Workers at Esfahan Steel Company, the country’s third largest steel producer, continued to strike over the weekend.
The city of Zahedan in southeast Iran saw massive street protests despite the frequent episodes of regime violence in this area since the protests began nine weeks ago.
Accusing foreign powers of backing “rioters” and “thugs” and stirring up unrest inside Iran, Supreme Leader Khamenei praised the Basij volunteer paramilitary group in Iran for violently cracking down on the protest movement, which has reached 150 cities and 140 universities in all 31 provinces of Iran. Amnesty International found that the Basij was given the order to “mercilessly confront” protesters on the street.
Players on Iran’s national soccer team at the world cup sang the national anthem—unlike a few days ago when they uniformly declined—on the backdrop of protesting fans holding signs with the protest movement’s main slogan “Women, Life, Freedom” and booing the players. Qatari security personnel at the game have confronted the protesters, requiring them to take down their signs and stop their show of support for the protest movement in Iran.
Pro-regime fans at the world cup assaulted anti-regime activists outside the stadium in Qatar. Mobs of male Islamic Republic supporters surrounded protesters. In one case, security officials watched as these men smothered a girl in the Iranian flag. In another, the security officials seemed to intervene on the side of the pro-regime fans, requiring one protester to scrub the names of those who have been killed by the regime from her sign. Qatari security banned all political items from the stadium, expect for the current Iranian national flag.

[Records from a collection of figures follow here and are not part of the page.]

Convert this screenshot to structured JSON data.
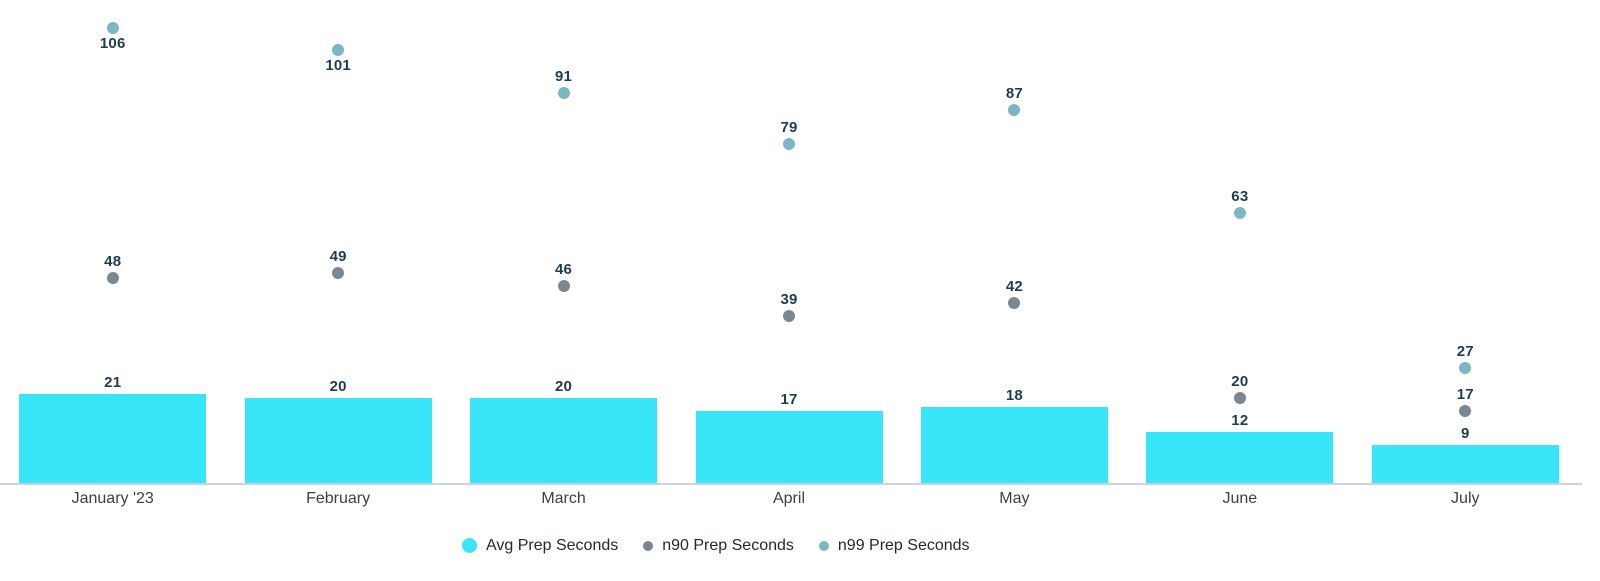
{
  "chart_data": {
    "type": "bar",
    "title": "",
    "xlabel": "",
    "ylabel": "",
    "categories": [
      "January '23",
      "February",
      "March",
      "April",
      "May",
      "June",
      "July"
    ],
    "series": [
      {
        "name": "Avg Prep Seconds",
        "type": "bar",
        "color": "#39e6f9",
        "values": [
          21,
          20,
          20,
          17,
          18,
          12,
          9
        ]
      },
      {
        "name": "n90 Prep Seconds",
        "type": "scatter",
        "color": "#7a8791",
        "values": [
          48,
          49,
          46,
          39,
          42,
          20,
          17
        ]
      },
      {
        "name": "n99 Prep Seconds",
        "type": "scatter",
        "color": "#7bb7c1",
        "values": [
          106,
          101,
          91,
          79,
          87,
          63,
          27
        ]
      }
    ],
    "ylim": [
      0,
      112
    ],
    "grid": false,
    "y_axis_visible": false,
    "value_labels": true,
    "value_label_color": "#1e3d50",
    "category_label_color": "#3c4043",
    "axis_line_color": "#ccd1dc",
    "legend_position": "bottom"
  }
}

Qatari security forces violently detained a protester at the World Cup for wearing a t-shirt with the pre-revolutionary flag of the lion and sun.
The U.N. Human Rights Council voted to set up a fact-finding mission to investigate the use of lethal force in Iran against peaceful protesters. China led the charge to remove the proposal; its ambassador argued that foreign powers do not have the right to intervene in Iran’s internal affairs. But the motion was not successful. The mission will aim to hold accountable those responsible for the use of violence. Western diplomats also said that the independent probe is a sign of support for the protest movement.

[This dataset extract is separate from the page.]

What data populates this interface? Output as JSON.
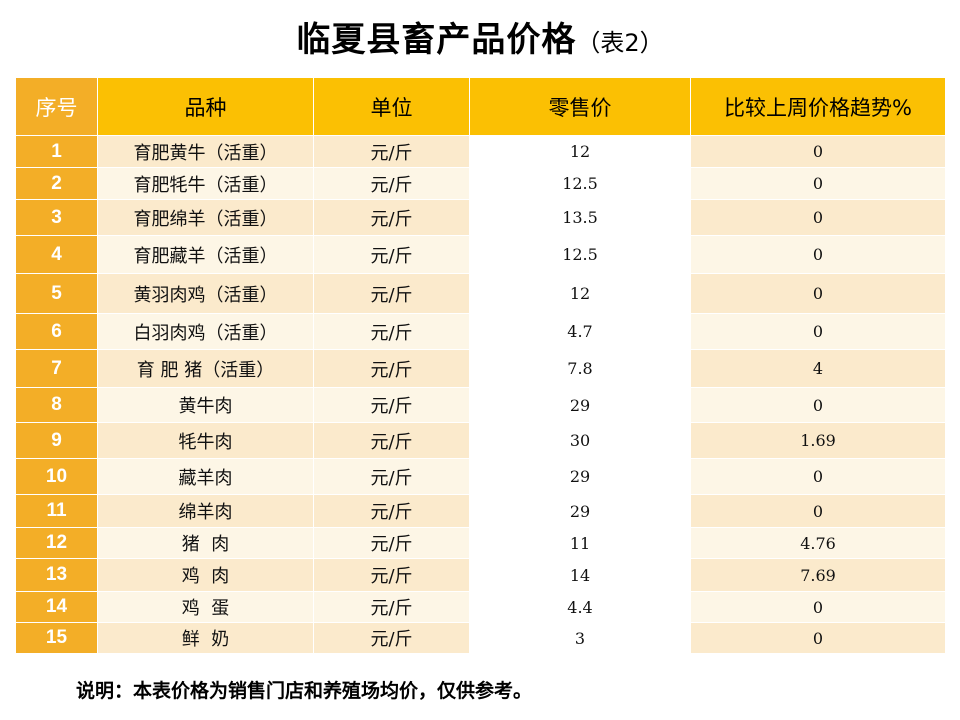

At least 42 people have been killed in the Kurdistan province of Iran in the past week alone, a major uptick in the number of deaths as the government intensifies its crackdown in these areas. The actual number of those killed is likely much higher, as accurate reporting is difficult given the internet shut down and government efforts to prevent reporting at the site of protests and crackdowns.

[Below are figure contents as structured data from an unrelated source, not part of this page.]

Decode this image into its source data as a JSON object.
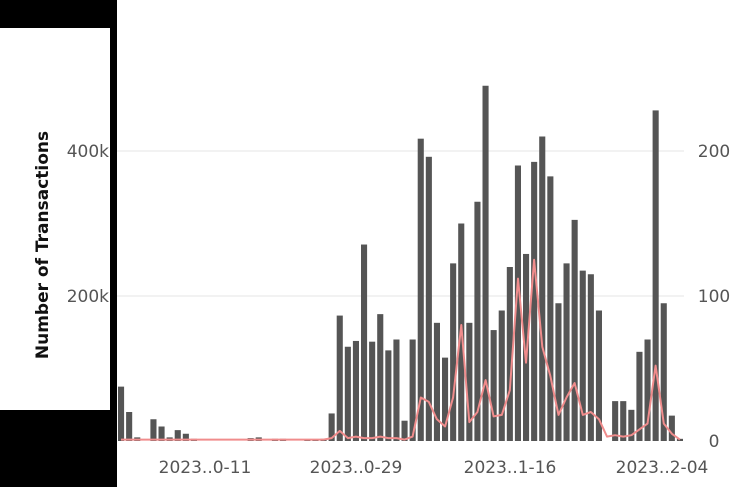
{
  "chart_data": {
    "type": "bar",
    "ylabel": "Number of Transactions",
    "y_ticks": [
      "200k",
      "400k"
    ],
    "y2_ticks": [
      "0",
      "100",
      "200"
    ],
    "x_tick_labels": [
      "2023..0-11",
      "2023..0-29",
      "2023..1-16",
      "2023..2-04"
    ],
    "ylim": [
      0,
      560000
    ],
    "y2lim": [
      0,
      280
    ],
    "grid": true,
    "bar_color": "#555555",
    "line_color": "#f08c8c",
    "series": [
      {
        "kind": "bar",
        "values": [
          75000,
          40000,
          5000,
          0,
          30000,
          20000,
          5000,
          15000,
          10000,
          3000,
          0,
          0,
          0,
          0,
          0,
          0,
          4000,
          5000,
          0,
          3000,
          3000,
          0,
          0,
          2000,
          2000,
          3000,
          38000,
          173000,
          130000,
          138000,
          271000,
          137000,
          175000,
          125000,
          140000,
          28000,
          140000,
          417000,
          392000,
          163000,
          115000,
          245000,
          300000,
          163000,
          330000,
          490000,
          153000,
          180000,
          240000,
          380000,
          258000,
          385000,
          420000,
          365000,
          190000,
          245000,
          305000,
          235000,
          230000,
          180000,
          0,
          55000,
          55000,
          43000,
          123000,
          140000,
          456000,
          190000,
          35000,
          3000
        ]
      },
      {
        "kind": "line",
        "axis": "right",
        "values": [
          1,
          1,
          1,
          1,
          1,
          1,
          1,
          1,
          1,
          1,
          1,
          1,
          1,
          1,
          1,
          1,
          1,
          1,
          1,
          1,
          1,
          1,
          1,
          1,
          1,
          1,
          2,
          7,
          2,
          3,
          2,
          2,
          3,
          2,
          2,
          1,
          3,
          30,
          27,
          15,
          10,
          30,
          80,
          13,
          20,
          42,
          17,
          18,
          35,
          112,
          54,
          125,
          65,
          45,
          18,
          30,
          40,
          18,
          20,
          15,
          3,
          4,
          3,
          4,
          8,
          12,
          52,
          12,
          5,
          1
        ]
      }
    ]
  }
}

Armed Metropolitan Police guarded the building housing Iran International’s offices in an effort to protect its reporters amid death threats. Journalists at BBC Persia have also been threatened. While such threats were common in the past, this time they are more credible. On several occasions, individuals were spotted surveilling their intended victims. The journalists are believed to be the target of the Islamic Revolutionary Guard Corps.
Iranian authorities released a famous Kurdish football star, Voria Ghofouri, who was detained on Thursday for speaking out in support of the protest movement, as well as Hossein Ronaghi, a Wall Street Journal reporter who was detained early on in the protests. Ronaghi was reportedly subjected to torture, and he mounted a hunger strike, while in prison. He was released, according to the authorities, to be provided hospital treatment.